EU Backtracks on Green Goals: Full Combustion Engine Ban Scrapped by 2035

The European Commission has announced a significant revision to its automotive CO2 emissions targets, requiring EU-based carmakers to achieve a 90% reduction in CO2 emissions from new vehicles by 2035, instead of the 100% target previously mandated. This decision effectively revokes a controversial wholesale ban on internal combustion engine (ICE) vehicles adopted in March 2023, offering new flexibility to manufacturers.
Under the updated regulations, carmakers will be allowed to continue producing and selling vehicles with ICEs, including plug-in hybrids, range extenders, and mild hybrids, beyond 2035. To compensate for the remaining 10% of emissions, manufacturers will need to utilize low-carbon steel produced within the EU or employ sustainable fuels such as e-fuels and biofuels. The Commission also aims to encourage the production of full electric vehicles (EVs) and hydrogen vehicles, offering “super credits” to manufacturers for producing small, affordable electric cars made in the EU27.

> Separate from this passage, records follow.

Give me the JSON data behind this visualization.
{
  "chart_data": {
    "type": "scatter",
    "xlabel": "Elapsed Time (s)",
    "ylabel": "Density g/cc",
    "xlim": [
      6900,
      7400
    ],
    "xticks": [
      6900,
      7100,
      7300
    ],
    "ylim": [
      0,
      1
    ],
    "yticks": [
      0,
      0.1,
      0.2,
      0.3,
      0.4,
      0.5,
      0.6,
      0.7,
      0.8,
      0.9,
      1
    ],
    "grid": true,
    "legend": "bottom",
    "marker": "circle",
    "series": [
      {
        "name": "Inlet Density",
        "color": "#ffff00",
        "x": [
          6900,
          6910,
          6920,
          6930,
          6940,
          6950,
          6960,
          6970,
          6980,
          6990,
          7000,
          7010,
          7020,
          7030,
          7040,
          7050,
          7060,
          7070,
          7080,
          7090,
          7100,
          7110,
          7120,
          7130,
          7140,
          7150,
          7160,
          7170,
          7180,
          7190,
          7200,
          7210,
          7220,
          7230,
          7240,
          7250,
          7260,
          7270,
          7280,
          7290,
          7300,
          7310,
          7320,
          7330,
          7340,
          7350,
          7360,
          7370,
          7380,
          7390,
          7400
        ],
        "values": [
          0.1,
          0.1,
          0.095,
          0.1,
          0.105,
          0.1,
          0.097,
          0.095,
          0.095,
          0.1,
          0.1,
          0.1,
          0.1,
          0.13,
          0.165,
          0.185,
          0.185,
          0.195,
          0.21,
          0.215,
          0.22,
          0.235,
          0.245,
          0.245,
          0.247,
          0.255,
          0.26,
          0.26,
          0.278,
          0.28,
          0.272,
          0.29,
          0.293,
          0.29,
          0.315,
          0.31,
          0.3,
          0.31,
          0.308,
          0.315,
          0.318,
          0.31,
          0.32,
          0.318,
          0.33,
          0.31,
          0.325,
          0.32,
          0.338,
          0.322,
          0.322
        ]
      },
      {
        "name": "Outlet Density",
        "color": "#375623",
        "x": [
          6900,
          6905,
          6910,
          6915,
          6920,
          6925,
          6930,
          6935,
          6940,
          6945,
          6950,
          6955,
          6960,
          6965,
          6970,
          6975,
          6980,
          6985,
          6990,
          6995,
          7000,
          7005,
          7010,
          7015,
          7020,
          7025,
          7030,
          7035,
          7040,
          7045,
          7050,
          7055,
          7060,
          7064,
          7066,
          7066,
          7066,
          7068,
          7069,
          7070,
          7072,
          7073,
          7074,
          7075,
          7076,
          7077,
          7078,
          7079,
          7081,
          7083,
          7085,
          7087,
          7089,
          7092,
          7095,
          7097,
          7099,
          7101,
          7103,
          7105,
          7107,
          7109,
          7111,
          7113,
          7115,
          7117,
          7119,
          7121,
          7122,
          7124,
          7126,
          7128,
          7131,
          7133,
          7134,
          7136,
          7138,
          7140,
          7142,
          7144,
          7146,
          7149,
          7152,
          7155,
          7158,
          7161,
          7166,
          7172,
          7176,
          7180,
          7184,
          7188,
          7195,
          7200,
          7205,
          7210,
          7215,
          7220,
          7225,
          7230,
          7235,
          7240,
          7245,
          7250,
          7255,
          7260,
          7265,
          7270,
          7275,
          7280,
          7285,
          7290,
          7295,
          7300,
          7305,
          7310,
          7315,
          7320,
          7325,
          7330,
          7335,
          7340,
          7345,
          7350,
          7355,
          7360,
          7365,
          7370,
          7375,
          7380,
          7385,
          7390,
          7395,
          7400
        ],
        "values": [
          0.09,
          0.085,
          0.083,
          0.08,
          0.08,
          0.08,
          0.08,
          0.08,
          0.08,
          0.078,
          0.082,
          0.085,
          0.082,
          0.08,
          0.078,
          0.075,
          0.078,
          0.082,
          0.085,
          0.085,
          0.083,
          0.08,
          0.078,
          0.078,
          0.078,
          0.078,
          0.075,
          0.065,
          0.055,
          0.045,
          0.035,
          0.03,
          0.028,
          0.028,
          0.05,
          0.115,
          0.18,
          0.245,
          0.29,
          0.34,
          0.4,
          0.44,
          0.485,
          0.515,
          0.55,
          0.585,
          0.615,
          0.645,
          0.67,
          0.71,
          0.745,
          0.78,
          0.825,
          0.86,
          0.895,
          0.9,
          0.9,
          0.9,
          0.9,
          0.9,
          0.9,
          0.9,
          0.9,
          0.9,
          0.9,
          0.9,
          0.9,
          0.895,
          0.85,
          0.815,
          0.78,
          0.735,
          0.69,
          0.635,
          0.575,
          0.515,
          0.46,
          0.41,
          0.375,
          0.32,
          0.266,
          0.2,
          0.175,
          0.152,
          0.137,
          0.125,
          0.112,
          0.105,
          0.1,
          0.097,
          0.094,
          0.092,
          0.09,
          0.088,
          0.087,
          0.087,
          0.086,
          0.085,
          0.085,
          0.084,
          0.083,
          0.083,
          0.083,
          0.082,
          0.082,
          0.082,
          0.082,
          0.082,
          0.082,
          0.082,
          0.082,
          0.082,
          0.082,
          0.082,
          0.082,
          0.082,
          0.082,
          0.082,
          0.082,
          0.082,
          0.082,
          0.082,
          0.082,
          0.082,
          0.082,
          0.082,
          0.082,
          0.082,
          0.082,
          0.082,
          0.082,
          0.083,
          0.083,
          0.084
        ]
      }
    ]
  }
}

Climate Action Commissioner Wopke Hoekstra described the new automotive package as a “win-win,” providing carmakers with greater flexibility while fostering a lead market for clean steel. Transport Commissioner Apostolos Tzitzikostas welcomed the reduction of the 2035 target, emphasizing that it signals the viability of technologies other than battery electric vehicles post-2035 and provides consumers with more choice.
The policy shift comes after extensive lobbying from several EU member states, notably Germany and Italy, along with Bulgaria, the Czech Republic, Hungary, Poland, and Slovakia. These nations argued that the stringent 100% ban threatened the social fabric of their economies, which are heavily reliant on the automotive industry. They cited challenges such as high energy prices, shortages of car components (including batteries), and insufficient consumer demand for electric vehicles. The automotive industry, represented by groups like the European Automobile Manufacturers’ Association (ACEA), also pushed for flexibility, warning of potential “multi-billion euro” penalties if market demand for EVs remained too low.
German automotive giant Volkswagen, which reportedly plans to close its Dresden production site, welcomed the Commission’s draft proposal, calling it “economically sound overall.” Volkswagen praised the special support for small electric vehicles and the pragmatic approach of allowing combustion engines with emission compensation. Similarly, Sigfried de Vries, secretary-general at ACEA, stressed the urgency of flexibility but reaffirmed the sector’s commitment to decarbonization, highlighting the industry’s significant investments in electrified models.
However, the decision has drawn criticism from proponents of rapid electrification. Chris Heron, secretary general of E-mobility Europe, expressed regret, stating that the move would create more uncertainty for investors and potentially undermine the transition to electric transport. T&E, a green transport group, also warned that it risks undermining the shift towards EVs and could leave the EU vulnerable to foreign competition. Carmakers like Volvo, which has committed to a full EV portfolio, argued that weakening long-term commitments for short-term gains risks Europe’s competitiveness.
The political landscape played a significant role in this policy change. The initial 2035 ban was a key component of the European Green Deal under Ursula von der Leyen’s first mandate. However, the 2024 EU elections saw a blow to Green lawmakers, leading to increased influence from the centre-right European People's Party (EPP) and the far-right. EPP leader Manfred Weber had previously opposed the 2035 ICE ban, arguing it was too early for the industry to adapt and that revising the law would secure industrial jobs.
In contrast, countries like France and Spain, while initially favoring the ban, sought support for domestic production. The UK, meanwhile, is being urged by groups like T&E to maintain its stricter Zero Emission Vehicles Mandate, with experts like Colin Walker of the Energy and Climate Intelligence Unit (ECIU) emphasizing that stable policy is crucial for attracting investment in charging infrastructure and innovation.
The Commission’s proposal will now proceed to negotiations between the European Parliament and the European Council, with the incoming Cypriot Presidency mediating political discussions starting in January 2026, to reconcile technological neutrality with climate goals.